As he spoke another man came running to report the arrival of five gallopers, coming hell-bent-for leather, one by one and scattered, with the evident purpose of allowing one man to get through, whatever happened.
“That’ll be relief at last!” said Byng-bahadur. And, instead of ordering the advance immediately, he waited, scouring the sky-line with his glasses.
“Yes — dust — lance-heads — one — two — three divisions, coming in a hurry.”
Being on rising ground, he saw the distant relieving force much sooner than the rebels did, and he knew that it was help for him on the way some time before the first of the five gallopers careered into the camp, and shouted:
“Cunnigan-bahadur comes with fifteen hundred!”

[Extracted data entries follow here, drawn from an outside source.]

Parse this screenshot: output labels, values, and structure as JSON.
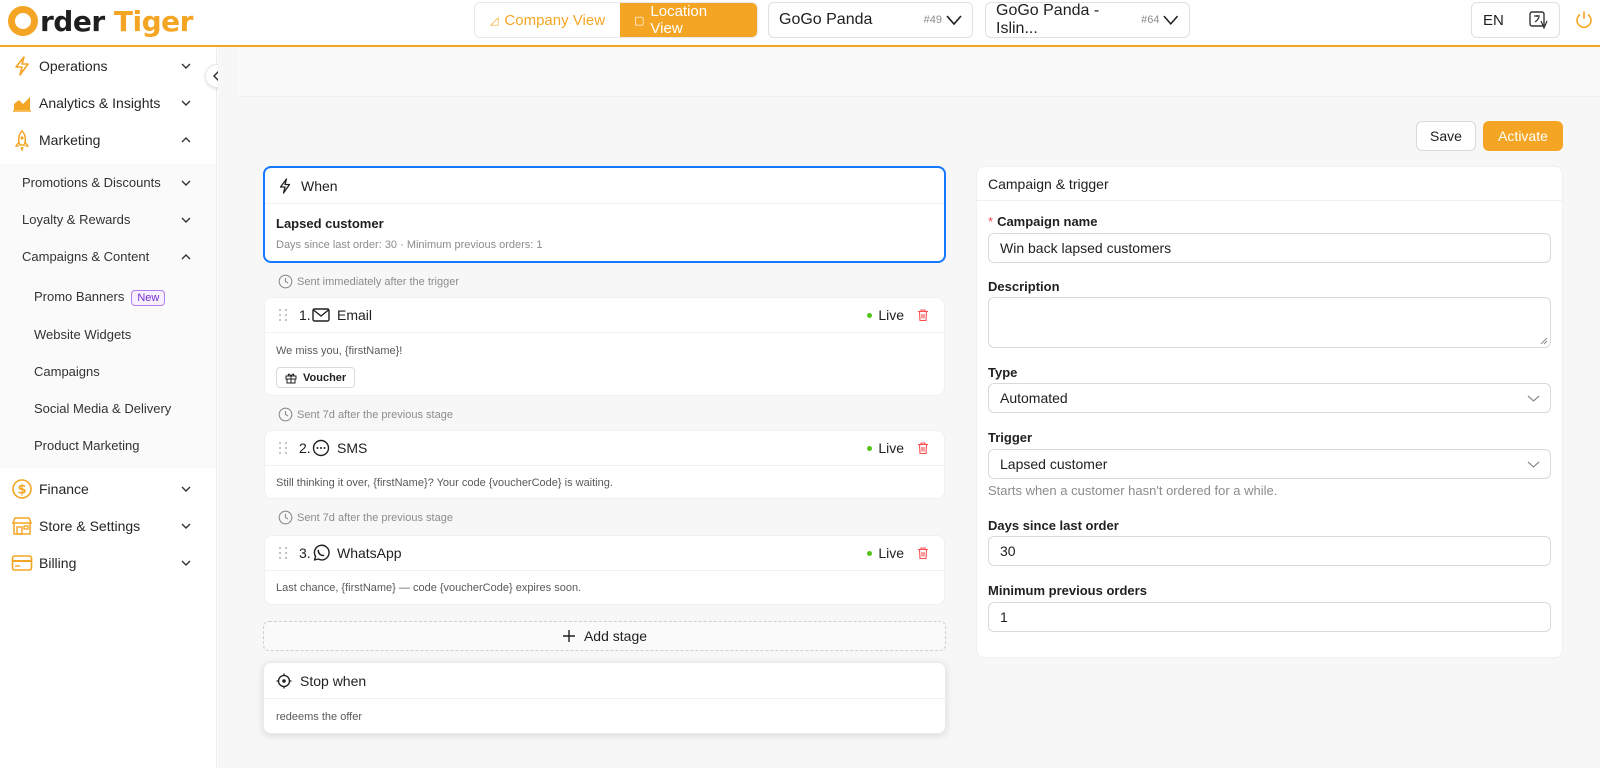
{
  "header": {
    "logo_left": "rder",
    "logo_right": "Tiger",
    "company_view_label": "Company View",
    "location_view_label": "Location View",
    "company_select": {
      "value": "GoGo Panda",
      "id": "#49"
    },
    "location_select": {
      "value": "GoGo Panda - Islin...",
      "id": "#64"
    },
    "language": "EN",
    "accent_color": "#f5a524"
  },
  "sidebar": {
    "items": [
      {
        "label": "Operations",
        "icon": "lightning-icon"
      },
      {
        "label": "Analytics & Insights",
        "icon": "chart-icon"
      },
      {
        "label": "Marketing",
        "icon": "rocket-icon"
      },
      {
        "label": "Finance",
        "icon": "dollar-icon"
      },
      {
        "label": "Store & Settings",
        "icon": "store-icon"
      },
      {
        "label": "Billing",
        "icon": "card-icon"
      }
    ],
    "marketing_sub": [
      {
        "label": "Promotions & Discounts"
      },
      {
        "label": "Loyalty & Rewards"
      },
      {
        "label": "Campaigns & Content"
      }
    ],
    "campaigns_sub": [
      {
        "label": "Promo Banners",
        "badge": "New"
      },
      {
        "label": "Website Widgets"
      },
      {
        "label": "Campaigns"
      },
      {
        "label": "Social Media & Delivery"
      },
      {
        "label": "Product Marketing"
      }
    ]
  },
  "toolbar": {
    "save_label": "Save",
    "activate_label": "Activate"
  },
  "flow": {
    "when": {
      "header": "When",
      "title": "Lapsed customer",
      "subtitle": "Days since last order: 30 · Minimum previous orders: 1"
    },
    "delays": [
      "Sent immediately after the trigger",
      "Sent 7d after the previous stage",
      "Sent 7d after the previous stage"
    ],
    "stages": [
      {
        "number": "1.",
        "channel": "Email",
        "status": "Live",
        "message": "We miss you, {firstName}!",
        "tag": "Voucher"
      },
      {
        "number": "2.",
        "channel": "SMS",
        "status": "Live",
        "message": "Still thinking it over, {firstName}? Your code {voucherCode} is waiting."
      },
      {
        "number": "3.",
        "channel": "WhatsApp",
        "status": "Live",
        "message": "Last chance, {firstName} — code {voucherCode} expires soon."
      }
    ],
    "add_stage_label": "Add stage",
    "stop": {
      "header": "Stop when",
      "subtitle": "redeems the offer"
    }
  },
  "panel": {
    "title": "Campaign & trigger",
    "campaign_name_label": "Campaign name",
    "campaign_name_value": "Win back lapsed customers",
    "description_label": "Description",
    "description_value": "",
    "type_label": "Type",
    "type_value": "Automated",
    "trigger_label": "Trigger",
    "trigger_value": "Lapsed customer",
    "trigger_help": "Starts when a customer hasn't ordered for a while.",
    "days_label": "Days since last order",
    "days_value": "30",
    "min_orders_label": "Minimum previous orders",
    "min_orders_value": "1"
  }
}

“Fifteen hundred,” muttered Byng. “That merely serves to postpone the finish by an hour or two!”
But he waited; and presently the rebel scouts brought word, and their leaders, too, became aware of reinforcements on the way for somebody. They made the mistake, though, of refusing to believe that any help could be coming for the British, and by the time that messengers had hurried from the direction of the British rear, to tell of gallopers who had ridden past them and been swallowed by the shouting British lines, three squadrons on fresh horses were close enough to be reckoned dangerous.
“Is that a gun they’ve got with them?” wondered Byng. “By the lord Harry, no, — it’s a coach and six! They’re flogging it along like a twelve-pounder! And what the devil’s in those wagons?”
But he had no time for guesswork. The desultory thunder of the rebel ordnance ceased, and the whole mass that hemmed him in began to revolve within itself, and present a new front to the approaching cavalry.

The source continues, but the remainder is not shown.